This issue was found when an EFI pstore was configured for kdump
logging with the NMI hard lockup detector enabled. The efi-pstore
write operation was slow, and with a large number of logs, the
pstore dump callback within kmsg_dump() took a long time.
This delay triggered the NMI watchdog, leading to a nested panic.
The call flow demonstrates how the secondary panic caused an
emergency_restart() to be triggered before the initial pstore
operation could finish, leading to a failure to dump the logs:
real panic() {
kmsg_dump() {
...
pstore_dump() {
start_dump();
... // long time operation triggers NMI watchdog
nmi panic() {
...
emergency_restart(); // pstore unfinished
}
...
finish_dump(); // never reached
}
}
}
Both watchdog_buddy_check_hardlockup() and watchdog_overflow_callback() may
trigger during a panic.

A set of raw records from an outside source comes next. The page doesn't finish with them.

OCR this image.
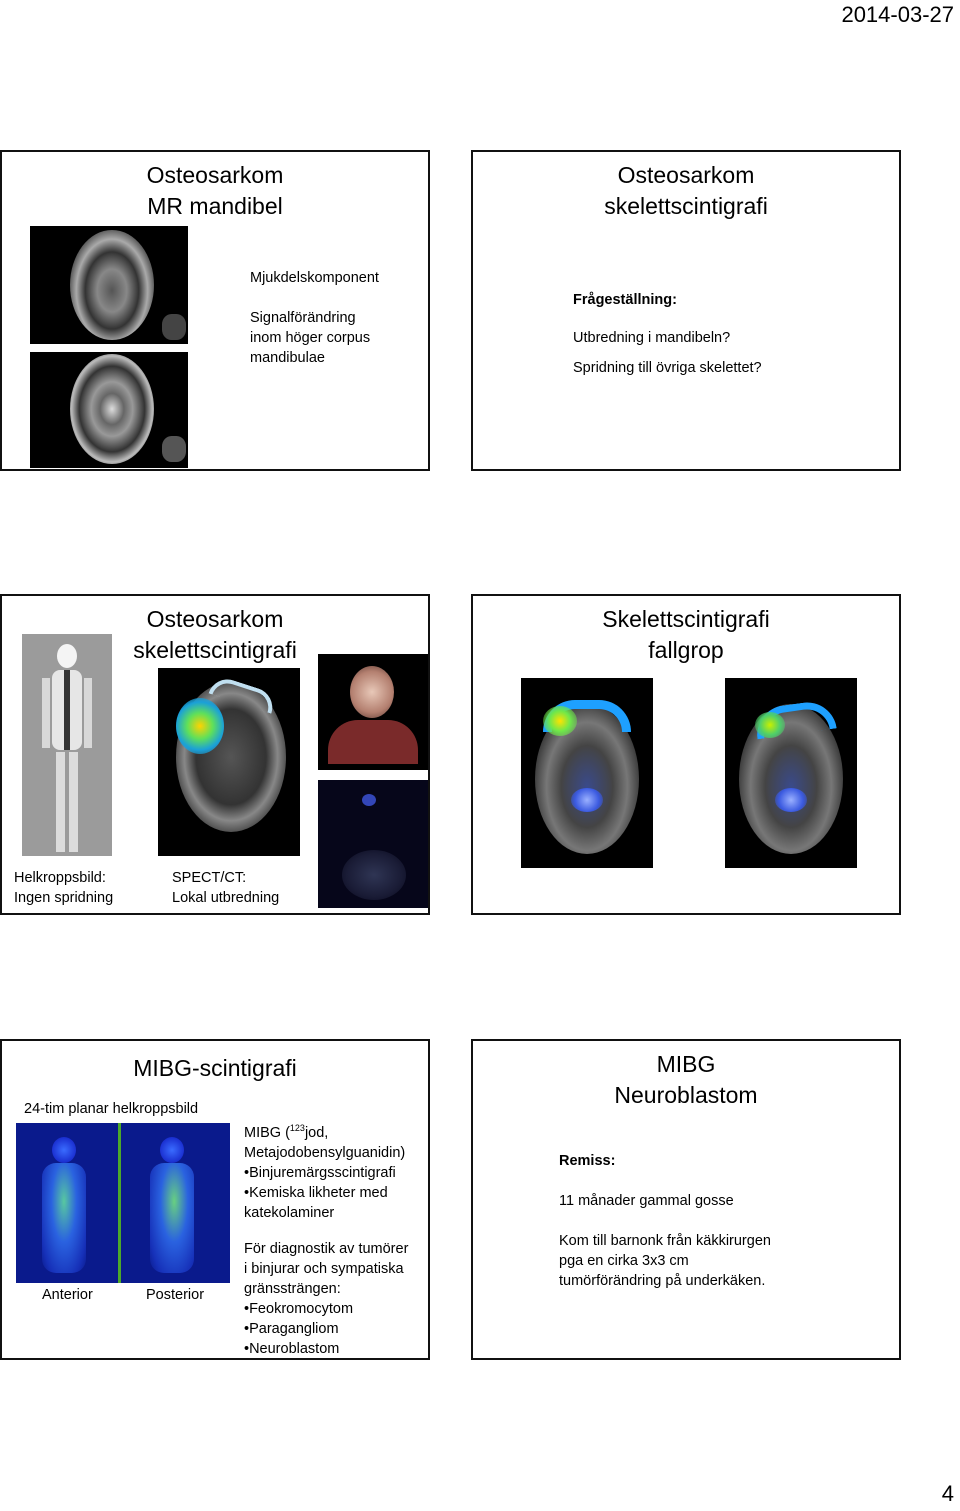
2014-03-27
Osteosarkom
MR mandibel
Mjukdelskomponent
Signalförändring
inom höger corpus
mandibulae
Osteosarkom
skelettscintigrafi
Frågeställning:
Utbredning i mandibeln?
Spridning till övriga skelettet?
Osteosarkom
skelettscintigrafi
Helkroppsbild:
Ingen spridning
SPECT/CT:
Lokal utbredning
Skelettscintigrafi
fallgrop
MIBG-scintigrafi
24-tim planar helkroppsbild
Anterior	Posterior
MIBG ($^{123}$jod,
Metajodobensylguanidin)
• Binjuremärgsscintigrafi
• Kemiska likheter med
katekolaminer
För diagnostik av tumörer
i binjurar och sympatiska
gränssträngen:
• Feokromocytom
• Paragangliom
• Neuroblastom
MIBG
Neuroblastom
Remiss:
11 månader gammal gosse
Kom till barnonk från käkkirurgen
pga en cirka 3x3 cm
tumörförändring på underkäken.
4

This can lead to recursive panic handling.
Add panic_in_progress() checks so watchdog activity is skipped once a panic
has begun.
This prevents recursive panic and keeps the panic path more reliable.
Signed-off-by: Jinchao Wang <wangjinchao600@gmail.com>
Reviewed-by: Yury Norov (NVIDIA) <yury.norov@gmail.com>
---
kernel/watchdog.c | 6 ++++++
kernel/watchdog_perf.c | 4 ++++
2 files changed, 10 insertions(+)
diff --git a/kernel/watchdog.c b/kernel/watchdog.c
index 80b56c002c7f..597c0d947c93 100644
--- a/kernel/watchdog.c
+++ b/kernel/watchdog.c
@@ -740,6 +740,12 @@ static enum hrtimer_restart watchdog_timer_fn(struct hrtimer *hrtimer)
if (!watchdog_enabled)
return HRTIMER_NORESTART;
+ /*
+ * pass the buddy check if a panic is in process
+ */
+ if (panic_in_progress())
+ return HRTIMER_NORESTART;
+
watchdog_hardlockup_kick();
/* kick the softlockup detector */
diff --git a/kernel/watchdog_perf.c b/kernel/watchdog_perf.c
index 9c58f5b4381d..d3ca70e3c256 100644
--- a/kernel/watchdog_perf.c
+++ b/kernel/watchdog_perf.c
@@ -12,6 +12,7 @@
#define pr_fmt(fmt) "NMI watchdog: " fmt
+#include <linux/panic.h>
#include <linux/nmi.h>
#include <linux/atomic.h>
#include <linux/module.h>
@@ -108,6 +109,9 @@ static void watchdog_overflow_callback(struct perf_event *event,
/* Ensure the watchdog never gets throttled */
event->hw.interrupts = 0;
+ if (panic_in_progress())
+ return;
+
if (!watchdog_check_timestamp())
return;
--
2.43.0